Taught at Wheaton Area Schools,
Wheaton Minnesota



 

Viewing & Responding to Art
Various ways of looking at Art
Select a picture from an art collection
or discuss and anyalyze the art work done by yourself or others in your class.

Questions to Stimulate Discussion and Analysis

 

First Reactions: Consider first impressions. What strikes you as interesting? Unusual? What attracts you to the work.

Meanings: What does this picture seem to be about? Does the work have a theme? Does the art work tell a story? Explain what you actually see in the work that makes you say this.

Visual Content: Naming things is the usual way people describe pictures. This may work on realistic kinds of art. But how do you describe the art that is abstract? An abstract or unrealistic picture is full of visual material though it is not subject to name identification. Try to use visual terms to describe the content.

Form and Space. Is the art designed for 2 dimensional or 3 dimensional space?

Hint: 2 dimension space has a flat and cut out look such as a silhouette.3 dimensional art has modeling, roundness, depth.

Looking at "performance" skills and methods

Consider the technique the artist used. What can you point to that seems to indicate a good application of skills. (Each art form has its own set of skills.) Can you see a place where "performance" is at a high level. Consider for example, musicians who play with skill or figure skaters who skate with skill.

Design Features:

Design introduces the idea of organization, variety, harmony, contrast, etc. Design is about relationships of parts to each other. Visual Elements in art use terms like "shape" or "color". But in design we get into such effects like "rhythms" cause be repeating shapes or "contrasts" caused by the colors black and red.

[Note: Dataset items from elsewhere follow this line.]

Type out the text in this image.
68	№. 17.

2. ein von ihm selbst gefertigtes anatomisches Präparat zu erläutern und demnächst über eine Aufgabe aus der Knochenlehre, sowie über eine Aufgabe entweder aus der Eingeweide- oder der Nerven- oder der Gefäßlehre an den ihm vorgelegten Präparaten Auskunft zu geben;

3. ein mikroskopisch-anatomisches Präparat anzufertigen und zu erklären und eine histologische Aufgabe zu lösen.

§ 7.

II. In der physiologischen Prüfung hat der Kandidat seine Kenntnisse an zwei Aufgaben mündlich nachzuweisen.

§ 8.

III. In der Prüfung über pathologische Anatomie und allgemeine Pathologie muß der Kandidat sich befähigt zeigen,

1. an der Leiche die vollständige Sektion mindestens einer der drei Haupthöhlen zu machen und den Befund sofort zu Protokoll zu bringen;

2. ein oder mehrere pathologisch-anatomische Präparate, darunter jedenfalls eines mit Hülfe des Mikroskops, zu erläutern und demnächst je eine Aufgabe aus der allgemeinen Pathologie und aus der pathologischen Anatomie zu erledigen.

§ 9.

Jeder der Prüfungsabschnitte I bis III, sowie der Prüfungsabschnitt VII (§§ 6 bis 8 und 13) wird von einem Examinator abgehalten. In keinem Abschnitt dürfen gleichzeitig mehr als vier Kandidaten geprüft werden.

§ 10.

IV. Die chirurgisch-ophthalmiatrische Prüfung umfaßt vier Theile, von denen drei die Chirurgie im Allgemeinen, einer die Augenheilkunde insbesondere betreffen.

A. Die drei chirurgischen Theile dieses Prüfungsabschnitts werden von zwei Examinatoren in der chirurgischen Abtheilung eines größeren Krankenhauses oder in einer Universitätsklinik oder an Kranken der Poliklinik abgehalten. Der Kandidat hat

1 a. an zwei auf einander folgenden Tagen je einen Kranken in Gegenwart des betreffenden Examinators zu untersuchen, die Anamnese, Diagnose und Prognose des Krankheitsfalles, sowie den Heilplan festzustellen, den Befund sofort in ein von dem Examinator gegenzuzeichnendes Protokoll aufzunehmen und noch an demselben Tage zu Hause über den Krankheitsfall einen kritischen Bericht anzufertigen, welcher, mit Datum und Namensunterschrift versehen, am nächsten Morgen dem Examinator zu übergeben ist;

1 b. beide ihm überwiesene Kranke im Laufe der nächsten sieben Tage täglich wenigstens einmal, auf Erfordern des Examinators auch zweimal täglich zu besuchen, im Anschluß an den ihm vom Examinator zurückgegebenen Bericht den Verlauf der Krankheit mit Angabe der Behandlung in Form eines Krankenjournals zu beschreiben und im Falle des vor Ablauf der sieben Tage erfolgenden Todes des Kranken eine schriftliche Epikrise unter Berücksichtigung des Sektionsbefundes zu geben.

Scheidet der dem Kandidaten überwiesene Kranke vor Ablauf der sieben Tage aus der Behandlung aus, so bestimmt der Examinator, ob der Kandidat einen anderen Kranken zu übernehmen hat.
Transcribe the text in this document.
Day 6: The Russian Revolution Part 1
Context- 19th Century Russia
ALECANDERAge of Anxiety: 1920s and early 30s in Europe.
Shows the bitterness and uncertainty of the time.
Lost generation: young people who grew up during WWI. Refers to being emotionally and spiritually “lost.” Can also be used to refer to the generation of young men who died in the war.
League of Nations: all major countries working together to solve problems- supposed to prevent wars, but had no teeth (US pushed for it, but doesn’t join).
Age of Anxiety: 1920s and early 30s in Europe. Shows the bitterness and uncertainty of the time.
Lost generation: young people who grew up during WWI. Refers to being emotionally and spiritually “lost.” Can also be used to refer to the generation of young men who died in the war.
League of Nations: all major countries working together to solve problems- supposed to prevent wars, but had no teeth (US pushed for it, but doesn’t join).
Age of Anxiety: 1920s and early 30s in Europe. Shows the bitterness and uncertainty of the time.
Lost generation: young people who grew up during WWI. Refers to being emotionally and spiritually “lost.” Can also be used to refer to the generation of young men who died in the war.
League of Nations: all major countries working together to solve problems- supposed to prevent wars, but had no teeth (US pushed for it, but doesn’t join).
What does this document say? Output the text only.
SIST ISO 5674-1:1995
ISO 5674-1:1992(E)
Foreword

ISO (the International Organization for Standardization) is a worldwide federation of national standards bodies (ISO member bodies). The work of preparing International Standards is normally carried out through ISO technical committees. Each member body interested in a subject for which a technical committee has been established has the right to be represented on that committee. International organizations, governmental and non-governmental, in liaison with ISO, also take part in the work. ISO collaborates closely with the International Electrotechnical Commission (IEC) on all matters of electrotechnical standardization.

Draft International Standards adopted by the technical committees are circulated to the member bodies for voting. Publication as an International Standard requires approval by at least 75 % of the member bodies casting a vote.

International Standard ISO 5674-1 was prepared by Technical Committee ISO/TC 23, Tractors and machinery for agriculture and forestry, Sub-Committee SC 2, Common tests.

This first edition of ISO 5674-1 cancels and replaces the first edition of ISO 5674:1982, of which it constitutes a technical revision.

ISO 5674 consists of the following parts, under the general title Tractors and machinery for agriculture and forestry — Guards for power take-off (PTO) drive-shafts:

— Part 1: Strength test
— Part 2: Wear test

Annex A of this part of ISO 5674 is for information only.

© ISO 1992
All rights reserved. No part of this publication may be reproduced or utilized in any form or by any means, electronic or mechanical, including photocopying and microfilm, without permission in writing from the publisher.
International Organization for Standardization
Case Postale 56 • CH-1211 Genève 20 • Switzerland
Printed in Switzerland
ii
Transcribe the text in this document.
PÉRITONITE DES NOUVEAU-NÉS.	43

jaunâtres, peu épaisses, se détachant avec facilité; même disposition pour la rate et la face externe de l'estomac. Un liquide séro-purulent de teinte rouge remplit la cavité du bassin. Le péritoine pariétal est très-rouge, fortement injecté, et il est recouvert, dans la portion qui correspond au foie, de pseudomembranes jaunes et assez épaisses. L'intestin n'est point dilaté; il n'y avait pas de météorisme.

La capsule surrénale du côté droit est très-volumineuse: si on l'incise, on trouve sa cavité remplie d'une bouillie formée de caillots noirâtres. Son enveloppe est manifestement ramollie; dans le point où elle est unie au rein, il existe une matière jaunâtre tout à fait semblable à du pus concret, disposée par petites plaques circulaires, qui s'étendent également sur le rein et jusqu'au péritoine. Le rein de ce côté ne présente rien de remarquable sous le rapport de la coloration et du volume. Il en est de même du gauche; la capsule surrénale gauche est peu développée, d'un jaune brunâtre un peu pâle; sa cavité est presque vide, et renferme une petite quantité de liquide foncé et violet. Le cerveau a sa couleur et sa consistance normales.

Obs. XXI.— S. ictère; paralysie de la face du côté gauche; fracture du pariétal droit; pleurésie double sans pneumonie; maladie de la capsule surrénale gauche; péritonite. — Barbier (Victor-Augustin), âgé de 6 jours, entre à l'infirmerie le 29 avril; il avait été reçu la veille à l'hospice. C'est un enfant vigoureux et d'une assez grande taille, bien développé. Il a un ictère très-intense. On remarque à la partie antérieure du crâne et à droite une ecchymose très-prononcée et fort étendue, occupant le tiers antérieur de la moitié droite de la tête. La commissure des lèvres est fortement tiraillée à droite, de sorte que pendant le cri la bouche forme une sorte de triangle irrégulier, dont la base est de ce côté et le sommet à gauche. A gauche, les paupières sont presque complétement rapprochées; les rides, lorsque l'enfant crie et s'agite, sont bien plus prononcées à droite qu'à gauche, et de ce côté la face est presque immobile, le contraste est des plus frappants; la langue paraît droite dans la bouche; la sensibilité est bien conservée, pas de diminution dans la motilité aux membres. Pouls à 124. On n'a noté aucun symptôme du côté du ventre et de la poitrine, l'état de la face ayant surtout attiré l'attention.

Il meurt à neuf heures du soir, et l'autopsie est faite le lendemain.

Describe a contrast feature>
Describe a rhythm feature>
Describe a variety feature>
Is unity achieved in the work? How?
Is repetition used by the artist to achieve harmony?
What about parts which don't go well together. Trying to make certain pieces fit in is the hardest thing in art making. Just about every art piece has something in it that doesn't 'jell'. Can you find one of these areas and suggest a remedy?